The Founders also bequeathed to us a First Amendment that gives the government little power to control what people say or write — a freedom for which I am deeply grateful. But neither the educational ideals nor the free-speech liberties are working out as the Founders might have hoped. Education has failed to produce rational thinking; free speech has led to a vast network of disinformation.
As historian Richard Hofstadter pointed out, there has always been a “paranoid style” in American politics. That style was in evidence in the 1950s, when Sen. Joseph McCarthy, R-Wis., smeared members of Harry Truman’s administration with false accusations of communist subversion, claiming to have a long list of communist spies serving in the State Department. But his fellow senators eventually rose up against McCarthy; fellow Republicans led a successful move to censure him.

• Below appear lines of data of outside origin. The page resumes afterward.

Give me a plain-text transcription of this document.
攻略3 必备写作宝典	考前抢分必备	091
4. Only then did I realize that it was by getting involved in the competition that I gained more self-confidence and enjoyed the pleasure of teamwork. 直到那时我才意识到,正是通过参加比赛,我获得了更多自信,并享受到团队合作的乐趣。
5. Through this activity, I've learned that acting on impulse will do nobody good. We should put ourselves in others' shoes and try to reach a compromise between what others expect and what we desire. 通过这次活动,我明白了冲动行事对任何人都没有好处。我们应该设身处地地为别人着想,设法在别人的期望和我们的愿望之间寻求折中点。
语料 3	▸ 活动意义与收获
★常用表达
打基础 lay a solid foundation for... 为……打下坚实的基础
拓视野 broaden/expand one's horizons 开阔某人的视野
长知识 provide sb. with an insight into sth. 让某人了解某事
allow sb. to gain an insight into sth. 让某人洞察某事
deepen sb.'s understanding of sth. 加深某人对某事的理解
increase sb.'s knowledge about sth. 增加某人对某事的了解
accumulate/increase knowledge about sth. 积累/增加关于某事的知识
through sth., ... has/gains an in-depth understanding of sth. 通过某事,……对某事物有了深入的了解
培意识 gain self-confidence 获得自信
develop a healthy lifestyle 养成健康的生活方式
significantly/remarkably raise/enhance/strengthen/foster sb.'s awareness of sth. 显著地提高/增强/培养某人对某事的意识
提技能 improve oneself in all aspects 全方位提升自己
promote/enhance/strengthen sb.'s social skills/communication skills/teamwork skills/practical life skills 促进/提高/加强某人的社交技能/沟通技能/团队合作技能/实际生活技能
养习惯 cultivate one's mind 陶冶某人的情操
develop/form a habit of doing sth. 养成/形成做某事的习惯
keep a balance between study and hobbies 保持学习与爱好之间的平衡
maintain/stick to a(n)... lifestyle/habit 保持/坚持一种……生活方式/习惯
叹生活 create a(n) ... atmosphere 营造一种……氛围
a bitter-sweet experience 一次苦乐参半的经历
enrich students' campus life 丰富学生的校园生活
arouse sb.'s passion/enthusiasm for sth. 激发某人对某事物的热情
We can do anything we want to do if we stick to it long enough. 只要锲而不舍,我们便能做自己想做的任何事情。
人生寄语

It is impossible to imagine such a thing happening in the current Republican Party, which has been taken over by loyalists to former President Donald Trump. Rather than condemn the former president for his role in the insurrection of Jan. 6, his lackeys continue to make pilgrimages to his retirement retreat at Mar-A-Lago. And rather than sign on to an investigation of the insurrection, Republicans are downplaying it or lying about it outright — insisting that leftists, not Trump supporters, were responsible for the riot.
Earlier this week, in his first address to a joint session of Congress, Biden struck an optimistic tone. Citing the attack on the Capitol, he noted that our adversaries are betting that American democracy will not survive. “They are wrong,” he said. “And we have to prove them wrong.”
That won’t happen as long as so many Americans are captive to lies and conspiracy theories.